Panel Paper: Creating Public Values through Cross-Sector Collaboration: Case of Business Improvement Districts in New Jersey

Friday, November 9, 2018
8209 - Lobby Level (Marriott Wardman Park)

*Names in bold indicate Presenter

JungAh (Claire) Yun, Kean University and Norma Riccucci, Rutgers University

The field of public administration has long been interested in cross-sector collaboration (CSC); how cross-sector collaboration can achieve policy goals and improve the quality of public service. It has also been described in the context of contractual relationships and public private partnerships to facilitate and motivate organizational and institutional changes (Sorensen & Torfing, 2011). Cross-sector collaboration (CSC) is mainly initiated and sustained by individual entrepreneurs, but special arrangements have been followed to achieve collaborative advantages (O'Leary, 2015).

The major challenges have been accountability, defining public values for new forms of governments and their partners (Becker, 2010; Kettl, 2006; Posner, 2002; Romzek, LeRoux, Johnston, Kempf, & Piatak, 2014). An increase in contractual relationships and other special arrangements with governments requires governments to incorporate their capacity, attitude, and leadership for cross-sector collaboration. In other words, cross-sector collaboration requires us to extend the boundary of public management to partners, managers and citizens (Emerson, Nabatchi, & Balogh, 2012; Kettl, 2006). In this sense, effective collaborative relationships depend upon the understanding of the shared goals and values of partners and multiple stakeholders.

Business Improvement Districts (BIDs) are considered as a form of special-purpose government and cross-sector collaboration(Becker, 2010; Grossman & Holzer, 2016). The BIDs exist not only as a form of public entrepreneurship to solve challenges in communities, but they also require capacity to manage and govern this special arrangement through cross-sector participants' collaboration. Thus, understanding cross-sector collaboration and pursuing leadership tasks for creating a cross-sector regime will be critical for success (Bryson, Crosby, & Stone, 2006; Cristofoli, Meneguzzo, & Riccucci, 2017).

Data & Methods This study uses mixed methods to examine collaborative advantages and challenges created by different perspectives of participants. A total of 20 interviews were conducted with board members (11) and executive directors (9) from 10 different SIDs in New Jersey. Interviews are conducted by using semi-structured interview questions prepared with open-ended questions.
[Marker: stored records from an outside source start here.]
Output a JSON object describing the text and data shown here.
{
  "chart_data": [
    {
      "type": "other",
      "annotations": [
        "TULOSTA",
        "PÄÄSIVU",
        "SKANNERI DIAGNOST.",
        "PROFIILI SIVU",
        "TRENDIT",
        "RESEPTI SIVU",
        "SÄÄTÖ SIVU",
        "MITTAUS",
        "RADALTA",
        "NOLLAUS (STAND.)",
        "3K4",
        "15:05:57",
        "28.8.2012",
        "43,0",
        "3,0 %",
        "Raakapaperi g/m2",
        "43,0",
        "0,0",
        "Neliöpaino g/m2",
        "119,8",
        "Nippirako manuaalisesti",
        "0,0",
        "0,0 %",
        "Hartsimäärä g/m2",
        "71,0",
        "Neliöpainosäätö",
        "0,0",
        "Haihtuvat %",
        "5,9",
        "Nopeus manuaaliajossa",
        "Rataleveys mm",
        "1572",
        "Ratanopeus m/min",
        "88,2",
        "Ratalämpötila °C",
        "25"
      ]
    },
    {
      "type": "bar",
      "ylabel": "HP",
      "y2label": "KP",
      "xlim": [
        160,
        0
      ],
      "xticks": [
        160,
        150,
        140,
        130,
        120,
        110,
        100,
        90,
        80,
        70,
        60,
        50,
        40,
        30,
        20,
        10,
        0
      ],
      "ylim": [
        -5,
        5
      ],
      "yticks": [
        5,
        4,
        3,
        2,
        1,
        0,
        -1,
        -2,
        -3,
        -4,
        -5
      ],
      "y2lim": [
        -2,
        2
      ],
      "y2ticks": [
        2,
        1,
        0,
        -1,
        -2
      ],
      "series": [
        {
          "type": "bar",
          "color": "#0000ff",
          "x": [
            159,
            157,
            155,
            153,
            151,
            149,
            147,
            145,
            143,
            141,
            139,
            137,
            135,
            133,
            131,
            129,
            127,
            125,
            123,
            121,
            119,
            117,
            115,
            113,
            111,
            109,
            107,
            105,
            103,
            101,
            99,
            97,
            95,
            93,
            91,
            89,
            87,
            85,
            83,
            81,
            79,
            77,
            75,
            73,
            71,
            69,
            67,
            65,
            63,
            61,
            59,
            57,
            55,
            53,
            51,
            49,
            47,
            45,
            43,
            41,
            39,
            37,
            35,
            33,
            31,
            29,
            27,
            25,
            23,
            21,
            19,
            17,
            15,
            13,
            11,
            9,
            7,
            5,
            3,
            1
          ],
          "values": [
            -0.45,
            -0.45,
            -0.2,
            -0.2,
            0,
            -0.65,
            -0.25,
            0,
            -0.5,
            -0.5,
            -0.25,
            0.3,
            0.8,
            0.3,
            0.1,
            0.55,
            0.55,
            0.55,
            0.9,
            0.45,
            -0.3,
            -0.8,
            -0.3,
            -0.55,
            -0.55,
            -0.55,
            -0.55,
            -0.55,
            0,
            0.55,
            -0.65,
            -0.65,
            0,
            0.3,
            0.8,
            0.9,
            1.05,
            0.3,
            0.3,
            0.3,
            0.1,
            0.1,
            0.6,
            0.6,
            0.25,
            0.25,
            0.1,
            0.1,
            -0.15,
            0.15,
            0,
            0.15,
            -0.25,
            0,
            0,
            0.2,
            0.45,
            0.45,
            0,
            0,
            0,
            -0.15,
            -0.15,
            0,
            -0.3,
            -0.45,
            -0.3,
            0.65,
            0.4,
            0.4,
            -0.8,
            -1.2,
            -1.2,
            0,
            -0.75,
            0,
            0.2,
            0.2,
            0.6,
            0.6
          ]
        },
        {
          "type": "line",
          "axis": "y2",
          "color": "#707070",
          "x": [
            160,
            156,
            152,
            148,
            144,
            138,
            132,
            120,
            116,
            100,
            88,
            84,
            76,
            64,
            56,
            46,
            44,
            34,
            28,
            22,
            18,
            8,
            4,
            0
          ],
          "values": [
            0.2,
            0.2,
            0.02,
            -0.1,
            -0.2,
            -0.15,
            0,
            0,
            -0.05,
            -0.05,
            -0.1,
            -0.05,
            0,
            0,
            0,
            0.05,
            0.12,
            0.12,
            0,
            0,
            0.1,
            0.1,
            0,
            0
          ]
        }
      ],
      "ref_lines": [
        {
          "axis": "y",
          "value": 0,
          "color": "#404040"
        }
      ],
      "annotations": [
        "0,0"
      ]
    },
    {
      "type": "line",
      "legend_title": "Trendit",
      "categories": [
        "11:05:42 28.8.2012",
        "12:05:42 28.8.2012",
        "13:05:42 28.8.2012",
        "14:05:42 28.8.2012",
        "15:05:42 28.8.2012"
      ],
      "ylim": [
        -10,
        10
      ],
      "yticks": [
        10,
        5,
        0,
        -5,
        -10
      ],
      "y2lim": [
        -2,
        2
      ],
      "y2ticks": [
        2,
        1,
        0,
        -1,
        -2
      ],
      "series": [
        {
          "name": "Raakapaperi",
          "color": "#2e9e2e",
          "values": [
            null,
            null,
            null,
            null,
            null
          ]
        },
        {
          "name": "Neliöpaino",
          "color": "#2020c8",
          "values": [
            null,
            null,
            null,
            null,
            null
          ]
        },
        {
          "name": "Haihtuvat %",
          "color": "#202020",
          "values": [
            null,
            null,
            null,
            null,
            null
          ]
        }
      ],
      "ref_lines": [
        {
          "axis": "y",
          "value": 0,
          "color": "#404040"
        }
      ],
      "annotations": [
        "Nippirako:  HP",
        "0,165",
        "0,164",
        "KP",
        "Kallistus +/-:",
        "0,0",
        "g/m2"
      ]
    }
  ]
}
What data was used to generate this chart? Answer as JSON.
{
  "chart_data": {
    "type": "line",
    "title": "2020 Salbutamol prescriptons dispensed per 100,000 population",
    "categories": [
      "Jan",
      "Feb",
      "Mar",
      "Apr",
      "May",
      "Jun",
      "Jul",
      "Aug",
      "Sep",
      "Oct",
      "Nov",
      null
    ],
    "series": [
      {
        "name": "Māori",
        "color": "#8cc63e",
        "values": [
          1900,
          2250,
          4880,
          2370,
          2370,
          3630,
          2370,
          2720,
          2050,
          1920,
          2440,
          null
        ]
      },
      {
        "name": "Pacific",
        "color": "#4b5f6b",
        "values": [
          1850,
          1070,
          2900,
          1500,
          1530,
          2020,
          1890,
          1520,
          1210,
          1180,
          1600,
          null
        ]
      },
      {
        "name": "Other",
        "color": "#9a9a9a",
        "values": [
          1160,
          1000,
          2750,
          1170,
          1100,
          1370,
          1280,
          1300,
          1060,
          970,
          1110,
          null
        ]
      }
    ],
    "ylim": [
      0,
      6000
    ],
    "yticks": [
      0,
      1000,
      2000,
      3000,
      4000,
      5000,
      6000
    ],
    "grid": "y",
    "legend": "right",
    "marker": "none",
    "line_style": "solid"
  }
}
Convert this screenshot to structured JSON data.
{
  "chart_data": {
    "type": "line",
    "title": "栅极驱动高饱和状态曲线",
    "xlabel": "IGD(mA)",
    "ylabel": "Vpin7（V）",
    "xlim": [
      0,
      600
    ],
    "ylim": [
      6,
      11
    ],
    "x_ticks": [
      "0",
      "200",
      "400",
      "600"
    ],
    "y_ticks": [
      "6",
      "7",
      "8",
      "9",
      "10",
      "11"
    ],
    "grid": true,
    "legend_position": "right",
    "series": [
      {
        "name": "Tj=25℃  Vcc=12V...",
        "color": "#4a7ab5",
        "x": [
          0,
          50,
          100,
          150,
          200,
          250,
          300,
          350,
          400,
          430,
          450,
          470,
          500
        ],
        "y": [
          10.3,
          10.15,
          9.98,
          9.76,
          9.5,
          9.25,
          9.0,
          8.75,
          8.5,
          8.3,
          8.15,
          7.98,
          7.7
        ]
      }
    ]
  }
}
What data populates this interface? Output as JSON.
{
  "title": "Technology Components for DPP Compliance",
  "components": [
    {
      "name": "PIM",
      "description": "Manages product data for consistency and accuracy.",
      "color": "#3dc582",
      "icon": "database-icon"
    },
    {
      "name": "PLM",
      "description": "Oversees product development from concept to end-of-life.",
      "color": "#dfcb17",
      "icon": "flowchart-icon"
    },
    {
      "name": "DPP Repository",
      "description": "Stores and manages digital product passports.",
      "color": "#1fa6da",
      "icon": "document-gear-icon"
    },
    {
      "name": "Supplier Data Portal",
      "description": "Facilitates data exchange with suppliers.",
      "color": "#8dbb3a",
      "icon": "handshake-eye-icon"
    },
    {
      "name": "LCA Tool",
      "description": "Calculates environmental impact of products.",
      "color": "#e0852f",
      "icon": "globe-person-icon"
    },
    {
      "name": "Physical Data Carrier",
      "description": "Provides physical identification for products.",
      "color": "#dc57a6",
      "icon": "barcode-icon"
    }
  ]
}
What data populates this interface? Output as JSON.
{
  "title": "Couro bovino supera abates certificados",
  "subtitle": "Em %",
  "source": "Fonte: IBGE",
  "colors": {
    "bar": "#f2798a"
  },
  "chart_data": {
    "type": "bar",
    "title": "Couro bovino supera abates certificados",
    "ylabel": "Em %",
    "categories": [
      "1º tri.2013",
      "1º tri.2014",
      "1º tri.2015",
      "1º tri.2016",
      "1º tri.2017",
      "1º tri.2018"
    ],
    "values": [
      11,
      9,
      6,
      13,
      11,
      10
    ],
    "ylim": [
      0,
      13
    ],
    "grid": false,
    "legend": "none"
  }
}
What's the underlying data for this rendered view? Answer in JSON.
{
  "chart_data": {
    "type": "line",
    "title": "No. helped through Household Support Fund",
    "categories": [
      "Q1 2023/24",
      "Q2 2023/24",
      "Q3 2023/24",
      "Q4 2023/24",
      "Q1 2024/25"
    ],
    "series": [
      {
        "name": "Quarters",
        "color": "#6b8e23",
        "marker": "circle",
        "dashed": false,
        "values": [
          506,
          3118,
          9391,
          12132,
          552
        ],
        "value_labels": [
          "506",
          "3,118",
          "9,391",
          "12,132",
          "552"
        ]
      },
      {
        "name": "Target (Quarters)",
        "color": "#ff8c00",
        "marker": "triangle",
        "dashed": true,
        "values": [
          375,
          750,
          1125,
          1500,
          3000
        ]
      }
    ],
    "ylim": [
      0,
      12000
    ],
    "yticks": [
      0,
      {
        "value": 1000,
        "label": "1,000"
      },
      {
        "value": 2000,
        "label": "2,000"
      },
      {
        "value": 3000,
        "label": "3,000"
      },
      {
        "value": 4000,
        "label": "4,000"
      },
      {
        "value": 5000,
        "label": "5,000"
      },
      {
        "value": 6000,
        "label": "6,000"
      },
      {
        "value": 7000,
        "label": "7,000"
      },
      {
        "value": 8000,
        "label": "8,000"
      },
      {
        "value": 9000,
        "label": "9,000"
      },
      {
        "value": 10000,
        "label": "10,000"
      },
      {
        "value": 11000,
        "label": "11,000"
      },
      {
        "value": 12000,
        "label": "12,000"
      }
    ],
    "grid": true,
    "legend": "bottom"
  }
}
For the quantitative analysis, a survey has been designed based on the findings of interviews. The survey was conducted through online access.

Findings The findings suggest that collaboration can be enhanced by supports as well as capacities of multiple participants. BIDs can be strengthened by collaborative governance, such as professional expertise of managing directors and active participation of volunteering board/trust members. However, BIDs could not be sustained without support from governments and communities, because they can be politically vulnerable to the whims of multiple partners. Furthermore, participants perceive differences and improvements achieved by successful BIDs and request more participation of communities for greater success. Although economic and institutional challenges are the biggest challenges for declining city and town areas, BIDs are important collaborative efforts made by governments as well as private and nonprofit organizations.